ATI LPN
ATI PN Comprehensive Predictor 2023 with NGN
1. A client undergoing bariatric surgery is being taught about postoperative dietary changes by a nurse. Which statement by the client indicates an understanding of the teaching?
- A. I will drink carbonated beverages after surgery
- B. I will eat large meals after surgery
- C. I will avoid consuming solid foods for several weeks
- D. I will avoid taking small sips of liquids
Correct answer: C
Rationale: The correct answer is C because avoiding solid foods after bariatric surgery is crucial to prevent complications and promote healing. Choice A is incorrect as carbonated beverages can cause discomfort and should be avoided. Choice B is incorrect as large meals are not suitable after bariatric surgery. Choice D is incorrect as taking small sips of liquids is encouraged to prevent dehydration and promote recovery.
2. After sustaining a closed head injury and numerous lacerations and abrasions to the face and neck, a five-year-old child is admitted to the emergency room. The client is unconscious and has minimal response to noxious stimuli. Which of the following assessments, if observed by the nurse three hours after admission, should be reported to the physician?
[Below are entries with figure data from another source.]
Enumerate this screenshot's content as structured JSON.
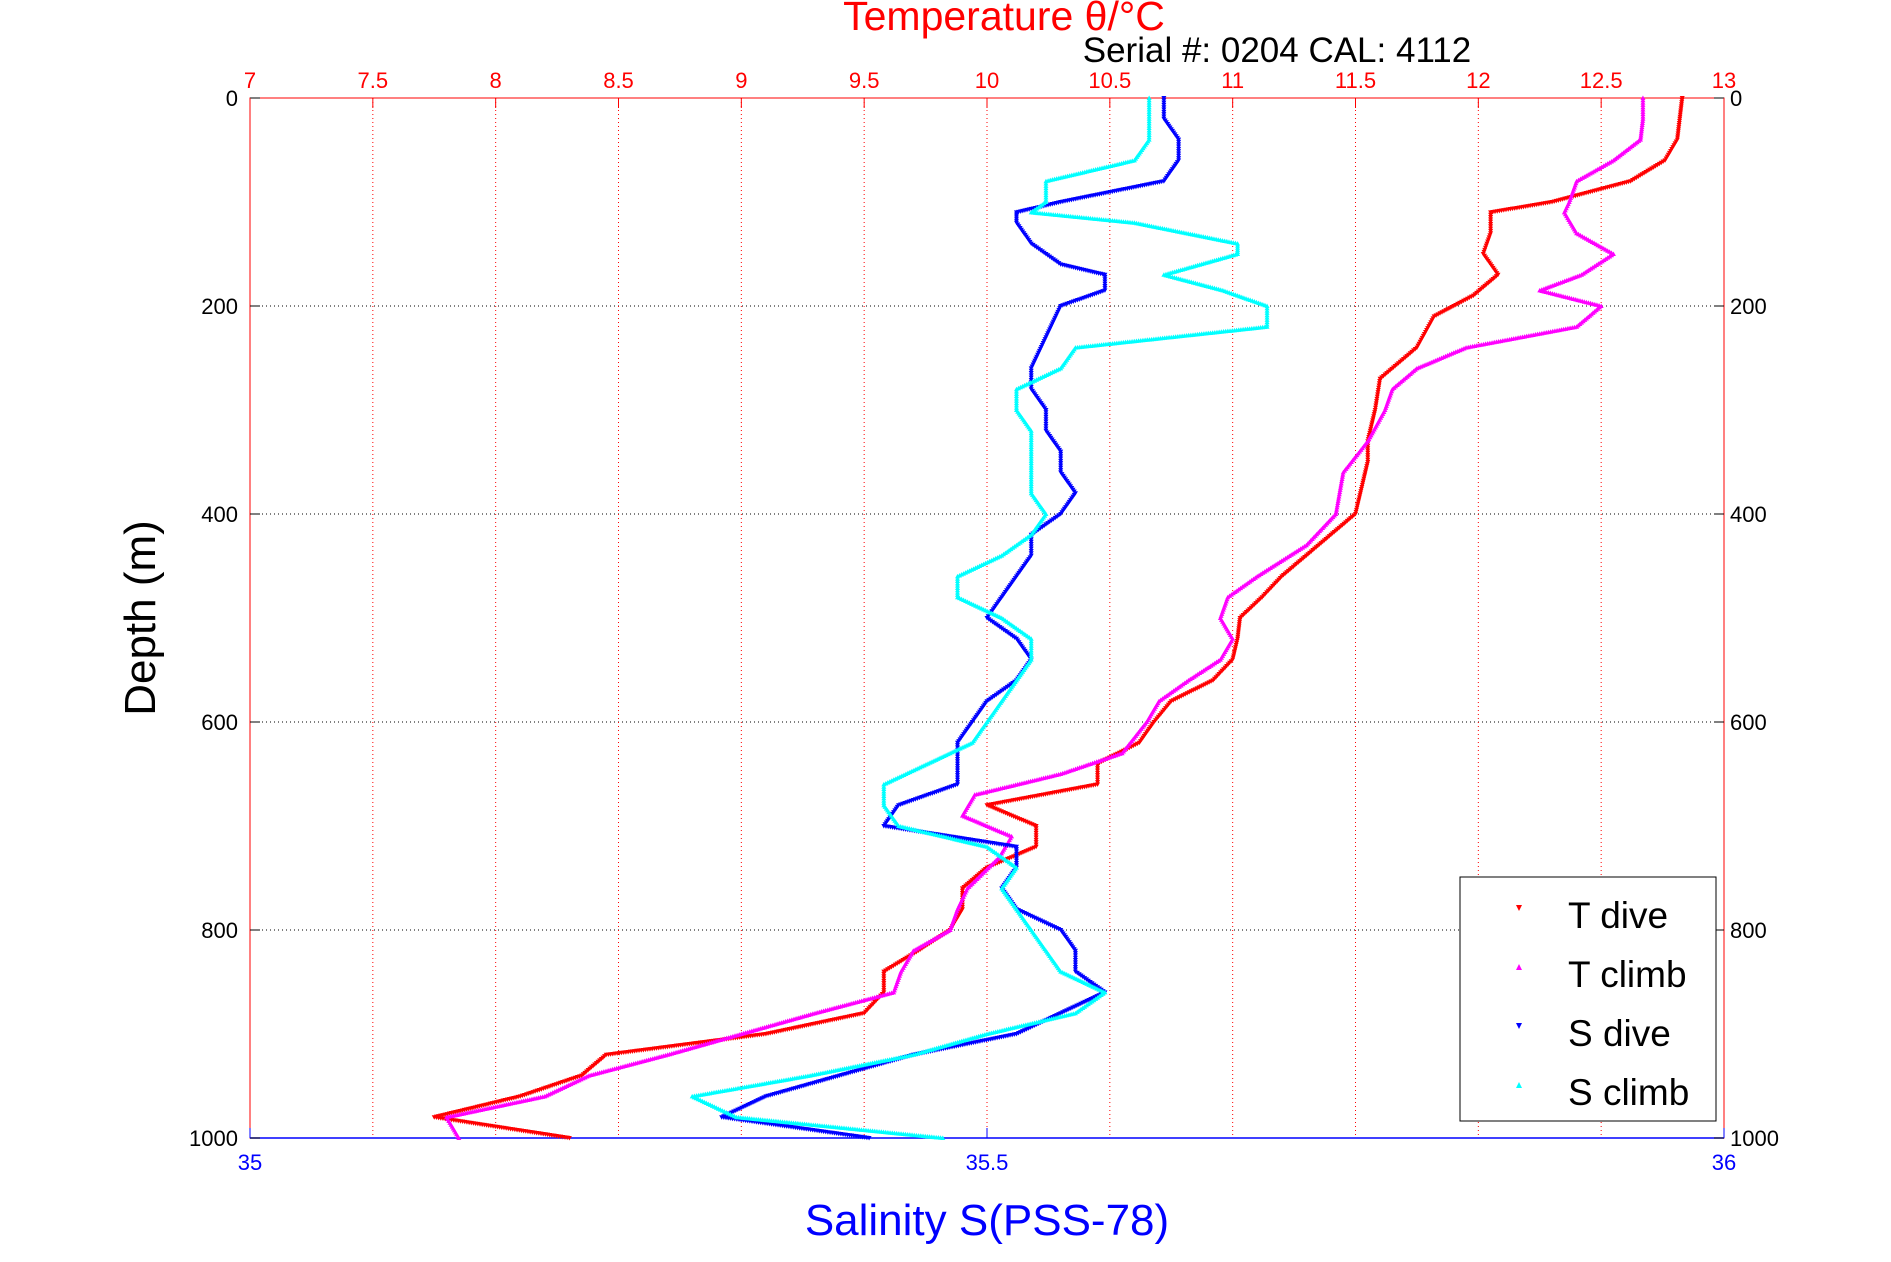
{
  "chart_data": {
    "type": "scatter",
    "title_top": "Temperature θ/°C",
    "subtitle": "Serial #: 0204  CAL: 4112",
    "xlabel_bottom": "Salinity S(PSS-78)",
    "ylabel": "Depth (m)",
    "y_axis": {
      "range": [
        0,
        1000
      ],
      "inverted": true,
      "ticks": [
        "0",
        "200",
        "400",
        "600",
        "800",
        "1000"
      ],
      "tick_values": [
        0,
        200,
        400,
        600,
        800,
        1000
      ]
    },
    "x_top_axis": {
      "range": [
        7,
        13
      ],
      "ticks": [
        "7",
        "7.5",
        "8",
        "8.5",
        "9",
        "9.5",
        "10",
        "10.5",
        "11",
        "11.5",
        "12",
        "12.5",
        "13"
      ],
      "tick_values": [
        7,
        7.5,
        8,
        8.5,
        9,
        9.5,
        10,
        10.5,
        11,
        11.5,
        12,
        12.5,
        13
      ]
    },
    "x_bottom_axis": {
      "range": [
        35,
        36
      ],
      "ticks": [
        "35",
        "35.5",
        "36"
      ],
      "tick_values": [
        35,
        35.5,
        36
      ]
    },
    "grid": true,
    "legend_position": "bottom-right",
    "colors": {
      "t_dive": "#ff0000",
      "t_climb": "#ff00ff",
      "s_dive": "#0000ff",
      "s_climb": "#00ffff",
      "temp_axis": "#ff0000",
      "sal_axis": "#0000ff"
    },
    "series": [
      {
        "name": "T dive",
        "axis": "temperature",
        "color": "#ff0000",
        "marker": "triangle-down",
        "points": [
          [
            0,
            12.83
          ],
          [
            20,
            12.82
          ],
          [
            40,
            12.81
          ],
          [
            60,
            12.76
          ],
          [
            80,
            12.62
          ],
          [
            100,
            12.3
          ],
          [
            110,
            12.05
          ],
          [
            130,
            12.05
          ],
          [
            150,
            12.02
          ],
          [
            170,
            12.08
          ],
          [
            190,
            11.98
          ],
          [
            210,
            11.82
          ],
          [
            240,
            11.75
          ],
          [
            270,
            11.6
          ],
          [
            300,
            11.58
          ],
          [
            330,
            11.55
          ],
          [
            350,
            11.55
          ],
          [
            380,
            11.52
          ],
          [
            400,
            11.5
          ],
          [
            420,
            11.4
          ],
          [
            440,
            11.3
          ],
          [
            460,
            11.2
          ],
          [
            480,
            11.12
          ],
          [
            500,
            11.03
          ],
          [
            520,
            11.02
          ],
          [
            540,
            11.0
          ],
          [
            560,
            10.92
          ],
          [
            580,
            10.75
          ],
          [
            600,
            10.68
          ],
          [
            620,
            10.62
          ],
          [
            640,
            10.45
          ],
          [
            660,
            10.45
          ],
          [
            680,
            10.0
          ],
          [
            700,
            10.2
          ],
          [
            720,
            10.2
          ],
          [
            740,
            10.0
          ],
          [
            760,
            9.9
          ],
          [
            780,
            9.9
          ],
          [
            800,
            9.85
          ],
          [
            820,
            9.72
          ],
          [
            840,
            9.58
          ],
          [
            860,
            9.58
          ],
          [
            880,
            9.5
          ],
          [
            900,
            9.1
          ],
          [
            920,
            8.45
          ],
          [
            940,
            8.35
          ],
          [
            960,
            8.1
          ],
          [
            980,
            7.75
          ],
          [
            1000,
            8.3
          ]
        ]
      },
      {
        "name": "T climb",
        "axis": "temperature",
        "color": "#ff00ff",
        "marker": "triangle-up",
        "points": [
          [
            0,
            12.67
          ],
          [
            20,
            12.67
          ],
          [
            40,
            12.66
          ],
          [
            60,
            12.55
          ],
          [
            80,
            12.4
          ],
          [
            100,
            12.37
          ],
          [
            110,
            12.35
          ],
          [
            130,
            12.4
          ],
          [
            150,
            12.55
          ],
          [
            170,
            12.42
          ],
          [
            185,
            12.25
          ],
          [
            200,
            12.5
          ],
          [
            220,
            12.4
          ],
          [
            240,
            11.95
          ],
          [
            260,
            11.75
          ],
          [
            280,
            11.65
          ],
          [
            300,
            11.62
          ],
          [
            330,
            11.55
          ],
          [
            360,
            11.45
          ],
          [
            400,
            11.42
          ],
          [
            430,
            11.3
          ],
          [
            460,
            11.1
          ],
          [
            480,
            10.98
          ],
          [
            500,
            10.95
          ],
          [
            520,
            11.0
          ],
          [
            540,
            10.95
          ],
          [
            560,
            10.82
          ],
          [
            580,
            10.7
          ],
          [
            600,
            10.65
          ],
          [
            630,
            10.55
          ],
          [
            650,
            10.3
          ],
          [
            670,
            9.95
          ],
          [
            690,
            9.9
          ],
          [
            710,
            10.1
          ],
          [
            730,
            10.05
          ],
          [
            760,
            9.92
          ],
          [
            780,
            9.88
          ],
          [
            800,
            9.85
          ],
          [
            820,
            9.7
          ],
          [
            840,
            9.65
          ],
          [
            860,
            9.62
          ],
          [
            880,
            9.3
          ],
          [
            900,
            9.0
          ],
          [
            920,
            8.7
          ],
          [
            940,
            8.38
          ],
          [
            960,
            8.2
          ],
          [
            980,
            7.8
          ],
          [
            1000,
            7.85
          ]
        ]
      },
      {
        "name": "S dive",
        "axis": "salinity",
        "color": "#0000ff",
        "marker": "triangle-down",
        "points": [
          [
            0,
            35.62
          ],
          [
            20,
            35.62
          ],
          [
            40,
            35.63
          ],
          [
            60,
            35.63
          ],
          [
            80,
            35.62
          ],
          [
            100,
            35.55
          ],
          [
            110,
            35.52
          ],
          [
            120,
            35.52
          ],
          [
            140,
            35.53
          ],
          [
            160,
            35.55
          ],
          [
            170,
            35.58
          ],
          [
            185,
            35.58
          ],
          [
            200,
            35.55
          ],
          [
            230,
            35.54
          ],
          [
            260,
            35.53
          ],
          [
            280,
            35.53
          ],
          [
            300,
            35.54
          ],
          [
            320,
            35.54
          ],
          [
            340,
            35.55
          ],
          [
            360,
            35.55
          ],
          [
            380,
            35.56
          ],
          [
            400,
            35.55
          ],
          [
            420,
            35.53
          ],
          [
            440,
            35.53
          ],
          [
            460,
            35.52
          ],
          [
            480,
            35.51
          ],
          [
            500,
            35.5
          ],
          [
            520,
            35.52
          ],
          [
            540,
            35.53
          ],
          [
            560,
            35.52
          ],
          [
            580,
            35.5
          ],
          [
            600,
            35.49
          ],
          [
            620,
            35.48
          ],
          [
            640,
            35.48
          ],
          [
            660,
            35.48
          ],
          [
            680,
            35.44
          ],
          [
            700,
            35.43
          ],
          [
            720,
            35.52
          ],
          [
            740,
            35.52
          ],
          [
            760,
            35.51
          ],
          [
            780,
            35.52
          ],
          [
            800,
            35.55
          ],
          [
            820,
            35.56
          ],
          [
            840,
            35.56
          ],
          [
            860,
            35.58
          ],
          [
            880,
            35.55
          ],
          [
            900,
            35.52
          ],
          [
            920,
            35.45
          ],
          [
            940,
            35.4
          ],
          [
            960,
            35.35
          ],
          [
            980,
            35.32
          ],
          [
            1000,
            35.42
          ]
        ]
      },
      {
        "name": "S climb",
        "axis": "salinity",
        "color": "#00ffff",
        "marker": "triangle-up",
        "points": [
          [
            0,
            35.61
          ],
          [
            20,
            35.61
          ],
          [
            40,
            35.61
          ],
          [
            60,
            35.6
          ],
          [
            80,
            35.54
          ],
          [
            100,
            35.54
          ],
          [
            110,
            35.53
          ],
          [
            120,
            35.6
          ],
          [
            140,
            35.67
          ],
          [
            150,
            35.67
          ],
          [
            170,
            35.62
          ],
          [
            185,
            35.66
          ],
          [
            200,
            35.69
          ],
          [
            220,
            35.69
          ],
          [
            240,
            35.56
          ],
          [
            260,
            35.55
          ],
          [
            280,
            35.52
          ],
          [
            300,
            35.52
          ],
          [
            320,
            35.53
          ],
          [
            340,
            35.53
          ],
          [
            360,
            35.53
          ],
          [
            380,
            35.53
          ],
          [
            400,
            35.54
          ],
          [
            420,
            35.53
          ],
          [
            440,
            35.51
          ],
          [
            460,
            35.48
          ],
          [
            480,
            35.48
          ],
          [
            500,
            35.51
          ],
          [
            520,
            35.53
          ],
          [
            540,
            35.53
          ],
          [
            560,
            35.52
          ],
          [
            580,
            35.51
          ],
          [
            600,
            35.5
          ],
          [
            620,
            35.49
          ],
          [
            640,
            35.46
          ],
          [
            660,
            35.43
          ],
          [
            680,
            35.43
          ],
          [
            700,
            35.44
          ],
          [
            720,
            35.5
          ],
          [
            740,
            35.52
          ],
          [
            760,
            35.51
          ],
          [
            780,
            35.52
          ],
          [
            800,
            35.53
          ],
          [
            820,
            35.54
          ],
          [
            840,
            35.55
          ],
          [
            860,
            35.58
          ],
          [
            880,
            35.56
          ],
          [
            900,
            35.5
          ],
          [
            920,
            35.45
          ],
          [
            940,
            35.38
          ],
          [
            960,
            35.3
          ],
          [
            980,
            35.33
          ],
          [
            1000,
            35.47
          ]
        ]
      }
    ]
  }
}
- A. The client has slight edema of the eyelids
- B. There is clear fluid draining from the client's right ear
- C. There is some bleeding from the child's lacerations
- D. The client withdraws in response to painful stimuli
Correct answer: B
Rationale: Clear fluid draining from the ear can indicate cerebrospinal fluid leakage, which is a serious concern after a head injury. This leakage can signify a skull fracture or damage to the meninges, potentially leading to infection. Therefore, it should be reported immediately for further evaluation and management. Choices A, C, and D are typical findings after head trauma and are not as urgent as the presence of clear fluid draining from the ear.
3. A client who is at 36 weeks of gestation is being taught about nonstress testing. Which of the following statements should the nurse include in the teaching?
- A. This test will determine the length of your cervix.
- B. You will have your blood pressure taken frequently during the test.
- C. You should press the handheld button when you feel your baby move.
- D. This test will take about 5 minutes to complete.
Correct answer: C
Rationale: The correct answer is C. In a nonstress test, the client is required to press a handheld button whenever fetal movement is felt, which is then recorded on the monitor. This action helps assess the baby's heart rate in response to its movements, providing valuable information about the baby's well-being. Choices A, B, and D are incorrect because the nonstress test does not involve determining the length of the cervix, monitoring blood pressure, or being completed in 5 minutes. These aspects are not part of the nonstress testing procedure and are unrelated to the purpose of the test.
4. What is the most important step when preparing to administer a blood transfusion?
- A. Check if the client has a fever
- B. Ensure the blood type is compatible with the client
- C. Administer the blood via IV push
- D. Ensure the blood is warmed to body temperature
Correct answer: B
Rationale: The correct answer is B: Ensure the blood type is compatible with the client. This is the most crucial step in preparing for a blood transfusion to prevent severe transfusion reactions. Checking the client for a fever (Choice A) is important but not the most critical step. Administering blood via IV push (Choice C) is incorrect as blood transfusions are usually administered as a slow drip. Warming the blood to body temperature (Choice D) is not a standard practice and can lead to hemolysis, making it an incorrect choice.
5. A nurse is implementing a plan of care for a client who is at risk for falls. Which of the following is an appropriate nursing action?
- A. Implement a regular toileting schedule
- B. Encourage the client to wear athletic socks when ambulating
- C. Place all four bed rails in the upright position
- D. Require a family member to remain at the bedside
Correct answer: A
Rationale: Implementing a regular toileting schedule is an appropriate nursing action for a client at risk for falls. This action can help prevent accidents related to rushing to the bathroom. Encouraging the client to wear athletic socks when ambulating (Choice B) is not safe as it can increase the risk of slipping and falling. Placing all four bed rails in the upright position (Choice C) can lead to entrapment or falls when the client tries to get out of bed. Requiring a family member to remain at the bedside (Choice D) may not always be feasible and does not directly address fall prevention strategies like the toileting schedule.